As a field botanists in California, I fully admit being uninterested in “weeds” early on. So many cool. endemic plants to seek out. Once enough experience is gained, this viewpoint fortunately changed, as it ought to, into a caution. Invasive plant biology has become a looming problem for many regions: as a Mediterranean climate region, California is predisposed to the acquisition of adventives from other regions.
Working recently to examine the history of non-native plant introductions into California, I downloaded >140,000 CCH database records and have begun to examine the data for pattern.
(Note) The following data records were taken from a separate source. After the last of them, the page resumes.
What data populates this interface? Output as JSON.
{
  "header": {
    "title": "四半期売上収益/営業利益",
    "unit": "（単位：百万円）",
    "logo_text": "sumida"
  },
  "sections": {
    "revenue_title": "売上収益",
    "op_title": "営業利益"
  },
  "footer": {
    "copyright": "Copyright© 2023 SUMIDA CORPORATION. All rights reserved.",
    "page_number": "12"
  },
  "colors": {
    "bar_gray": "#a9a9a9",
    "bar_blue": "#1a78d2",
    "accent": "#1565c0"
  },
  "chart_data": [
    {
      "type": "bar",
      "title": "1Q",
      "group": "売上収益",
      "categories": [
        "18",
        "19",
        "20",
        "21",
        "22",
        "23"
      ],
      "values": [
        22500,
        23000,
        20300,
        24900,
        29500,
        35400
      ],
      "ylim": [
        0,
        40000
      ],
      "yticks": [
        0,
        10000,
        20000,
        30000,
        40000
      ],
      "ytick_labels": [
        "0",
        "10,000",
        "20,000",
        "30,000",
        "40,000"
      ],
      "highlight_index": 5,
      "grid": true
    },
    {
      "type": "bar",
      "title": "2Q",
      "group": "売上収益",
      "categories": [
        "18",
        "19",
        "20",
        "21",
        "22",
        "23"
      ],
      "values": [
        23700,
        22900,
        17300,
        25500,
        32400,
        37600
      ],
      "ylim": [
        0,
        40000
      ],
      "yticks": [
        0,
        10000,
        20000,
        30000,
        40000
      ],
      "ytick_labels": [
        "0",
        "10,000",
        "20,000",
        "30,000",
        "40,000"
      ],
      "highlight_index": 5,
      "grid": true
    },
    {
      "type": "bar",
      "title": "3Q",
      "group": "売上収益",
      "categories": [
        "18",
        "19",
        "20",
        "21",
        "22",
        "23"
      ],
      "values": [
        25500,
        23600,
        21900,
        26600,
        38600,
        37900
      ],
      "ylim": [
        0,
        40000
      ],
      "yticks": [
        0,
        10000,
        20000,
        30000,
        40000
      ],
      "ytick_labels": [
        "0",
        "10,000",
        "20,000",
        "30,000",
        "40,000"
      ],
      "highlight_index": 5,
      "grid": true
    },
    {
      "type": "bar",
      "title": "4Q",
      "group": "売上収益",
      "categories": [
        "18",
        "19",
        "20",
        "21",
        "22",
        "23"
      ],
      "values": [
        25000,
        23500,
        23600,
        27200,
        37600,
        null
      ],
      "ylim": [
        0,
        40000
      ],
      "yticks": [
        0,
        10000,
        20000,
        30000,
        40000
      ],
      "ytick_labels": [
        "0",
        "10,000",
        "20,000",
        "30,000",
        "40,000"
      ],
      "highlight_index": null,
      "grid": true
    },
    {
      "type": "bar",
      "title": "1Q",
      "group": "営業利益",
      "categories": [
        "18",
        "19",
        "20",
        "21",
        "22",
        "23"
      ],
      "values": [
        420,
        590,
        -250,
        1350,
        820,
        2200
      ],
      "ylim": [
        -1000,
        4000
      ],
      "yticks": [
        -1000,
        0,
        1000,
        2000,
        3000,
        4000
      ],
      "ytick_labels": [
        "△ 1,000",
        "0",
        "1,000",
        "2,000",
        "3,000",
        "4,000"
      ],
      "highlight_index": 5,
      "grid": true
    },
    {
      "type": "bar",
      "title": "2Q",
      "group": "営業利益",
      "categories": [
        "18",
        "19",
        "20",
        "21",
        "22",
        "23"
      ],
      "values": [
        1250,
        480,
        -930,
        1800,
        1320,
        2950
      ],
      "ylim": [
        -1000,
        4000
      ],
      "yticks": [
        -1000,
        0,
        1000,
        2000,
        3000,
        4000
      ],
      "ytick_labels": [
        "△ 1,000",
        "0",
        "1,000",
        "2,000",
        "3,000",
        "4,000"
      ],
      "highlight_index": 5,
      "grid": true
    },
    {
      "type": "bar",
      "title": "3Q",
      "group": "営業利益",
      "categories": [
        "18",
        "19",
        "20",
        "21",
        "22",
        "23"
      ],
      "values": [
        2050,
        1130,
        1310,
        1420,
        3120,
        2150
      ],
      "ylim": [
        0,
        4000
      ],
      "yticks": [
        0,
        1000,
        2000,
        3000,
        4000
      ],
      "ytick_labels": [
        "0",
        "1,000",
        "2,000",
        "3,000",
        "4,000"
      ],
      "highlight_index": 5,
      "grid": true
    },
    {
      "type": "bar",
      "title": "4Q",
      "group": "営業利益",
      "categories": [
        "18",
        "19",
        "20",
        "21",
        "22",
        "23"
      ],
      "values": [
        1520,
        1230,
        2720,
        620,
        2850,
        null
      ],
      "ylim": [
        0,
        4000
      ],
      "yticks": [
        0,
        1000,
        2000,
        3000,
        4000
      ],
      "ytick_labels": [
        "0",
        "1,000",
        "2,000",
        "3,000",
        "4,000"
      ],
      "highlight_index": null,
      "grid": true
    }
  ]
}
The graph above is the pattern of acquisitions: based on the first specimen record for 1506 taxa.
The most and perhaps most important first observation I offer is this: the pace of introduction is, for all purposes, linear over time. Contrary to the important 1993 review (post Jepson Manual Ed. 1) review of Rejmanek (Madrono 41:161-177. 1994) the pace seems not to be neither logistic, nor slowing down. Hope for a solution would offer that some point we would reach a saturation in exotic species richness: the bad problem is no longer getting worse. The graph above suggests that point is not yet in view. Trends such as this require more research least we find, that at some point, homogenization of our flora becomes too massive a problem to avoid. If landscape-scale species richness is a zero-sum game, then we have little time to ramp up our surveillance, study and control of invasives in CA. We best hurry up from the shape of this graph. The overall pace 1880-2010 is about 10 plants per yr (10.3 exactly).